Altman has described the film as impressionistic, more like a painting than literature. You can see what he means in its elaborate, highly controlled visual design, from the careful use of colors (Millie’s wardrobe and apartment are nearly exclusively done up in cheerful yellows and whites) to the special emphasis of mirrors. Often, we view reflections of Duvall, Spacek or Rule where both the reflection and the actual person appear simultaneously, leaving the viewer unable to determine which is which. Water is also omnipresent: in addition to the spa, significant developments center on the apartment complex’s pool where Willie paints her strange murals teeming with mythical, minotaur-like creatures. The wavy lines from the opening scene also reappear in key moments throughout, most notably in an eerie, abstract four-minute dream sequence late in the film that seems more akin to the work of experimental filmmakers like Maya Deren and Kenneth Anger than Altman’s contemporary New Hollywood peers.
Many cite Ingmar Bergman’s PERSONA as a major influence here; it’s an obvious but apt comparison given both films focuses on shifting identities, rituals in female relationships and overall mythological bent. In some ways, it’s a departure for Altman, a deliberately slow-paced tumble that contains precious little of his trademark overlapping dialogue. Although a far cry from a large ensemble piece like NASHVILLE, its poetic spirit and ultra-specific sense of place is anticipated in McCABE & MS. MILLER, while its fixation on illusion and psychodrama can be seen as far back as IMAGES. But 3 WOMEN reaches further into the unknown than those earlier efforts. Its cyclical, nearly inscrutable final scene is deliberately left open to any number of interpretations, leaving one to indeed liken the entire project to a dream or possibly a series of reoccurring, overlapping dreams.
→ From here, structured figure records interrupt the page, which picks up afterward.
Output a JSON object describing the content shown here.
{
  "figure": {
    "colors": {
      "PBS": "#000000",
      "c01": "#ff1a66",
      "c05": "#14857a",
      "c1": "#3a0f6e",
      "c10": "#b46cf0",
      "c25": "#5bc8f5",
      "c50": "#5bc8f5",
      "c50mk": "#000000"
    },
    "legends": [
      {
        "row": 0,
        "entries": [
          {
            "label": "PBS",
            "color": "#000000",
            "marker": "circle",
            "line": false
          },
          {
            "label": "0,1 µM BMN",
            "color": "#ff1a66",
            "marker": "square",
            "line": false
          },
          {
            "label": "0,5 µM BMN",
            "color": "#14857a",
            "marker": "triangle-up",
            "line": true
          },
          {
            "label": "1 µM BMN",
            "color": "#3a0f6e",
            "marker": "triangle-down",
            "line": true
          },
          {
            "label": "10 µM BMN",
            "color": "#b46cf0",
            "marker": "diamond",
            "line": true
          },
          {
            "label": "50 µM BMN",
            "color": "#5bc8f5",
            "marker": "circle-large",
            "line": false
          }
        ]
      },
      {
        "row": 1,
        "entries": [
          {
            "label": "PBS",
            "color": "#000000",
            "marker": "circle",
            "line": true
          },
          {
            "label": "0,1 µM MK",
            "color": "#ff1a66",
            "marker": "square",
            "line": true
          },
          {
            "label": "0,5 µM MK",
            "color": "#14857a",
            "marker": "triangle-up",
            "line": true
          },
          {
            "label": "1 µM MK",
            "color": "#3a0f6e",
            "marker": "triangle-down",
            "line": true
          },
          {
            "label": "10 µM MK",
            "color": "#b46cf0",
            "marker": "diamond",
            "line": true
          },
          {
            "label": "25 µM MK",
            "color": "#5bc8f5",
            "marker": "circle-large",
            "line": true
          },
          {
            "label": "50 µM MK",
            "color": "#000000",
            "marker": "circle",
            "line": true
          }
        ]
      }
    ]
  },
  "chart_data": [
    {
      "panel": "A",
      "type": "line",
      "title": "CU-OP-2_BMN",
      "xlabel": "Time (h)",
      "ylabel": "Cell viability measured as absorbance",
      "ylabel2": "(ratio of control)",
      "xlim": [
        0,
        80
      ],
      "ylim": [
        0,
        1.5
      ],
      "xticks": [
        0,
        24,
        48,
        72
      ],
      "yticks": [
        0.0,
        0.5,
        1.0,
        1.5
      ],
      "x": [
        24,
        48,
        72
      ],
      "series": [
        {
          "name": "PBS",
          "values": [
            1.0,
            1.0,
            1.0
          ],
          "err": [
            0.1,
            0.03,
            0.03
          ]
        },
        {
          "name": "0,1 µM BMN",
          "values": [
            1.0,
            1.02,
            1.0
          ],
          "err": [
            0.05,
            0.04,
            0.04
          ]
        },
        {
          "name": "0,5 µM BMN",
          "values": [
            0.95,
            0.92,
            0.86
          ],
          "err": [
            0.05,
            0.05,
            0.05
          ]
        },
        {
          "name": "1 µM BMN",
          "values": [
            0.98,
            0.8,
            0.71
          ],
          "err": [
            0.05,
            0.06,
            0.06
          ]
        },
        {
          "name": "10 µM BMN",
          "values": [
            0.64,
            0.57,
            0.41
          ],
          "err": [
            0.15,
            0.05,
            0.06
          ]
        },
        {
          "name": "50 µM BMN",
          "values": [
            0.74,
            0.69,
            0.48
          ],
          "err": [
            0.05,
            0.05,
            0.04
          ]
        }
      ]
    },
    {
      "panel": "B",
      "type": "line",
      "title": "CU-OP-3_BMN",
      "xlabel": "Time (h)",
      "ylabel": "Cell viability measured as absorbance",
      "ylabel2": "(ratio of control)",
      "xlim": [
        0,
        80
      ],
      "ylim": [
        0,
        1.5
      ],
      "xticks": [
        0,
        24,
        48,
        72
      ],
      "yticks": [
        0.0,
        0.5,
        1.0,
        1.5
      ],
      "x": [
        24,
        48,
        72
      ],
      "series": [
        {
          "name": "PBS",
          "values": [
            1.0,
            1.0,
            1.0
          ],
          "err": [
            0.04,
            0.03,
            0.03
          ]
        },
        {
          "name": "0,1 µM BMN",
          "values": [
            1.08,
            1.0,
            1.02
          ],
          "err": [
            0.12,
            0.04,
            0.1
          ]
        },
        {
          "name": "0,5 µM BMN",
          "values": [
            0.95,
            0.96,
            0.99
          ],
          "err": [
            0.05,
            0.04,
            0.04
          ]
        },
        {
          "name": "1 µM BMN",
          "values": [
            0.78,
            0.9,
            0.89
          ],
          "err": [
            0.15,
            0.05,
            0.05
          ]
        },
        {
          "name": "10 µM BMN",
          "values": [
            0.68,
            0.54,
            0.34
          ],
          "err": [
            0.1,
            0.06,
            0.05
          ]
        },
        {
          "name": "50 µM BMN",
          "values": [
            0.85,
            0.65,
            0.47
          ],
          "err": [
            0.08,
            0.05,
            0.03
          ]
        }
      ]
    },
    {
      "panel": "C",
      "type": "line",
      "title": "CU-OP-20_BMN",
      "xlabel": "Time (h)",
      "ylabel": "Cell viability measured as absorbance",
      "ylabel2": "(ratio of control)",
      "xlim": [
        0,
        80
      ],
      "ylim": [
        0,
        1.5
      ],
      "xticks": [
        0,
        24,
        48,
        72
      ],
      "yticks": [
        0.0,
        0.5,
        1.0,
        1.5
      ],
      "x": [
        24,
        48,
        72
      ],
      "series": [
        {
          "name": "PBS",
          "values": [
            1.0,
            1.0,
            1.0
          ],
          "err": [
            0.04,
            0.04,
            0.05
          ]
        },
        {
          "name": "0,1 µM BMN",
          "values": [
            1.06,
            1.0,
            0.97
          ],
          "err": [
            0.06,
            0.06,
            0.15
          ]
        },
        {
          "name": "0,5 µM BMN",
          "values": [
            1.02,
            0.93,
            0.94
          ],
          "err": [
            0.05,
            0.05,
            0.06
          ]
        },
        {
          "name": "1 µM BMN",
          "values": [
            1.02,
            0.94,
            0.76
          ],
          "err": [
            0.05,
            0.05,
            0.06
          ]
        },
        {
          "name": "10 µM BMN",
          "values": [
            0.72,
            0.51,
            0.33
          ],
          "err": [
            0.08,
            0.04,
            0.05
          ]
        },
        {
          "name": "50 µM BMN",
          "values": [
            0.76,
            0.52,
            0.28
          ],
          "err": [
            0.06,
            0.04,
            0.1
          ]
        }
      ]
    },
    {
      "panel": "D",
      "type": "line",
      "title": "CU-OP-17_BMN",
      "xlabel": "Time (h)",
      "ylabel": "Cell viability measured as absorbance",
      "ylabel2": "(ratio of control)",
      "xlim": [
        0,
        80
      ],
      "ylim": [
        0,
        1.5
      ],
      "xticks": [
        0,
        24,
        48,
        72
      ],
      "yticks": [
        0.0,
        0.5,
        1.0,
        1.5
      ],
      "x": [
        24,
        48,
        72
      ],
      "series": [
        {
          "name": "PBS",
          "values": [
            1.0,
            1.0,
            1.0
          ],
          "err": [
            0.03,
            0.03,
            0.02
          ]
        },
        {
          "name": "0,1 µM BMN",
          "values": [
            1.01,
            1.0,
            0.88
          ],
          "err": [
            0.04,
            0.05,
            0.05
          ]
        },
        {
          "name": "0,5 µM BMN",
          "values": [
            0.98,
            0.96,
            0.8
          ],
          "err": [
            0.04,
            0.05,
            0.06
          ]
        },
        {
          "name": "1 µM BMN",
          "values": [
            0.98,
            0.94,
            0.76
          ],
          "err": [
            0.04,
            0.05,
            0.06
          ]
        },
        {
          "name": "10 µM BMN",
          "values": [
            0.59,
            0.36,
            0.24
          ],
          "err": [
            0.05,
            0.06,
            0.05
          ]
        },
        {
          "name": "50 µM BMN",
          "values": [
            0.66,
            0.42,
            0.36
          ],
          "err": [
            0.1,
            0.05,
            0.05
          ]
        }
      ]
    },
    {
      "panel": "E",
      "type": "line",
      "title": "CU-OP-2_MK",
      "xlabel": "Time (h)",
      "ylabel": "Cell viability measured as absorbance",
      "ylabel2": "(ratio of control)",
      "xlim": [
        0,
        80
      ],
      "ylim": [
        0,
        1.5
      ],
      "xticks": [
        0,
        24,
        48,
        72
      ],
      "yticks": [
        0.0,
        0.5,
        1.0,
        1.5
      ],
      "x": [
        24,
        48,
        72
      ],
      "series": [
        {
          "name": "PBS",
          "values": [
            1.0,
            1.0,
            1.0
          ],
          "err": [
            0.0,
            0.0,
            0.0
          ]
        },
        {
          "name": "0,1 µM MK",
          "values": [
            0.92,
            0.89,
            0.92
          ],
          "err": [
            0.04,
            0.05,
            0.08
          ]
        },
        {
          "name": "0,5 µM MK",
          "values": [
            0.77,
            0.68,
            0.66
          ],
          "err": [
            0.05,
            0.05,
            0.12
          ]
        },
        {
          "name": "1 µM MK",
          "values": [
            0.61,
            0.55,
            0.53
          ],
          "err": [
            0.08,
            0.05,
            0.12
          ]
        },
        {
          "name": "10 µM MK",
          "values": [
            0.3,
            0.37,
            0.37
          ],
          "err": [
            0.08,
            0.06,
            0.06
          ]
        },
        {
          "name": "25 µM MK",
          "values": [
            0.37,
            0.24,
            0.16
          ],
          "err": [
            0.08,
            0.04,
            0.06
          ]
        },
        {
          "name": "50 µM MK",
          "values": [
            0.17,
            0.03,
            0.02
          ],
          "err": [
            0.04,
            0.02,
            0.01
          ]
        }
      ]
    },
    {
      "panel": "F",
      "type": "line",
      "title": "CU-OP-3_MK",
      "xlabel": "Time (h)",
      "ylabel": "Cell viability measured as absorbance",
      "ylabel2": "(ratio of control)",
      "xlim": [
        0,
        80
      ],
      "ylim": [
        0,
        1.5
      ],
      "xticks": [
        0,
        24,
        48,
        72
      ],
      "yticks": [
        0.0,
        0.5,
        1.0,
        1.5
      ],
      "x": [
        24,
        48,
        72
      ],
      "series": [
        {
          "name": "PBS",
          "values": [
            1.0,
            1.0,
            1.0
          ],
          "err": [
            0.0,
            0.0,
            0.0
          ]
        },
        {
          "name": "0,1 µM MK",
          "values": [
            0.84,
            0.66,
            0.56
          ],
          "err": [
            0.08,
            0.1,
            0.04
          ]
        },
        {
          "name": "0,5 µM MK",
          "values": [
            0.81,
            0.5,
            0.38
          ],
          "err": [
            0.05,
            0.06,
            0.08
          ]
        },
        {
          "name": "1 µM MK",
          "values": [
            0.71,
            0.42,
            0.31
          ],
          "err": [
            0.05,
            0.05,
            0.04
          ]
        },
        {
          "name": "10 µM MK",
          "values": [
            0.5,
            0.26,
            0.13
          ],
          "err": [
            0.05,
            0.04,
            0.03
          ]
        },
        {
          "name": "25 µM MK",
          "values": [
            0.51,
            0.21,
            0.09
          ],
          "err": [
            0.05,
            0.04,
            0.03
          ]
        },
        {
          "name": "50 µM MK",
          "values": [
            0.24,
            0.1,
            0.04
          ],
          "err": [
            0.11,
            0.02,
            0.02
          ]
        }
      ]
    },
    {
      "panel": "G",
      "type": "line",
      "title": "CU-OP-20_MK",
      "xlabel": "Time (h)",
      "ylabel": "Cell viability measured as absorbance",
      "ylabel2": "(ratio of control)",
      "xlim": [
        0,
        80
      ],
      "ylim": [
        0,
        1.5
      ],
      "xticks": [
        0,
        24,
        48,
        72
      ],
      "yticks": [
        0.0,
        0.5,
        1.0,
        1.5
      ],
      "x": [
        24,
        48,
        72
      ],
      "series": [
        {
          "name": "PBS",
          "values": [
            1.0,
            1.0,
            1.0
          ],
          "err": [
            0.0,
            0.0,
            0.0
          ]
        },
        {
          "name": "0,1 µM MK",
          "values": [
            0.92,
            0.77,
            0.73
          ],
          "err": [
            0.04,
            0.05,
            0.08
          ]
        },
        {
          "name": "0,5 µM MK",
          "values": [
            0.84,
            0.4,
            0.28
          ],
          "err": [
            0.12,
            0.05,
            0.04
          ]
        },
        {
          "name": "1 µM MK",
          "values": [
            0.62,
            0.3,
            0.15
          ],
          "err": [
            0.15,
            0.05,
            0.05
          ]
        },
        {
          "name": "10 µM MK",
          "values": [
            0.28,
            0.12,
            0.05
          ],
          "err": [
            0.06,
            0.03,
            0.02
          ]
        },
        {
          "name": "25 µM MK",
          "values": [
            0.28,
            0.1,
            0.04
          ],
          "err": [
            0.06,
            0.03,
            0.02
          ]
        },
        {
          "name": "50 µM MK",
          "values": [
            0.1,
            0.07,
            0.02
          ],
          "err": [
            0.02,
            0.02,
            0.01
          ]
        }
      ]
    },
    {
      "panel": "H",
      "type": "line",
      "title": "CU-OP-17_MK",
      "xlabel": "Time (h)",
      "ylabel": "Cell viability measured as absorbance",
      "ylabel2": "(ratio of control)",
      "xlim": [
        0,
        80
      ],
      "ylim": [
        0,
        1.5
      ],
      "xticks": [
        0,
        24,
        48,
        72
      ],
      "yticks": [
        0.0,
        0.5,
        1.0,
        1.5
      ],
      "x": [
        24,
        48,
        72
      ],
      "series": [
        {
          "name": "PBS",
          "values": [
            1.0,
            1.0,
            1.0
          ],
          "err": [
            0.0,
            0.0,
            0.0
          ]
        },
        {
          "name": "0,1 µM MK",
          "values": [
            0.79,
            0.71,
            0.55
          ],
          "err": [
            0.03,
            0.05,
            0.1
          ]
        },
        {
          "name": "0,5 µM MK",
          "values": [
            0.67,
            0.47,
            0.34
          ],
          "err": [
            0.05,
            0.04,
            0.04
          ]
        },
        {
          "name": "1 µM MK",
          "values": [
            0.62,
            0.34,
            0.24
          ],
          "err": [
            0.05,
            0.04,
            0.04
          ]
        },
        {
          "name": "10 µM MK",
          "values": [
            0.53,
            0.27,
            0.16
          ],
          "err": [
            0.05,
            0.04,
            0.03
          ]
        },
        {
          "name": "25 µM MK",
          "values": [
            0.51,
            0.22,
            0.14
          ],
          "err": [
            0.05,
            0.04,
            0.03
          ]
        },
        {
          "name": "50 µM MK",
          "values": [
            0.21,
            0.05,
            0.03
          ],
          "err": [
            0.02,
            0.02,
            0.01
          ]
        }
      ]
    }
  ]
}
At the film’s initial release, the climate for maverick American filmmaking was rapidly changing and on the wane, for instance, STAR WARS came out around the same time. Like many of the director’s other films of the period, it disappeared from theaters within a few weeks and the studio lost money on the distribution costs. Despite acclaim for Duvall (who won Best Actress at the Cannes Film Festival) and Spacek (named Best Supporting Actress at the New York Film Critics Circle Awards), the film rarely screened outside repertory houses and archives thereafter; it never even received a home video release until a Criterion Collection DVD appeared in 2004, making it one of Altman’s least seen works for ages. Thirty years on, 3 WOMEN arguably remains his most unique achievement: a showcase for two brilliant, idiosyncratic actresses enveloped in an uncommonly personal tale concerned with mood and feeling over logic and denouement. He hoped audiences would leave the film thinking, “I didn’t know what it was about, but I liked it”, which he considered to be the best thing one could say about any film.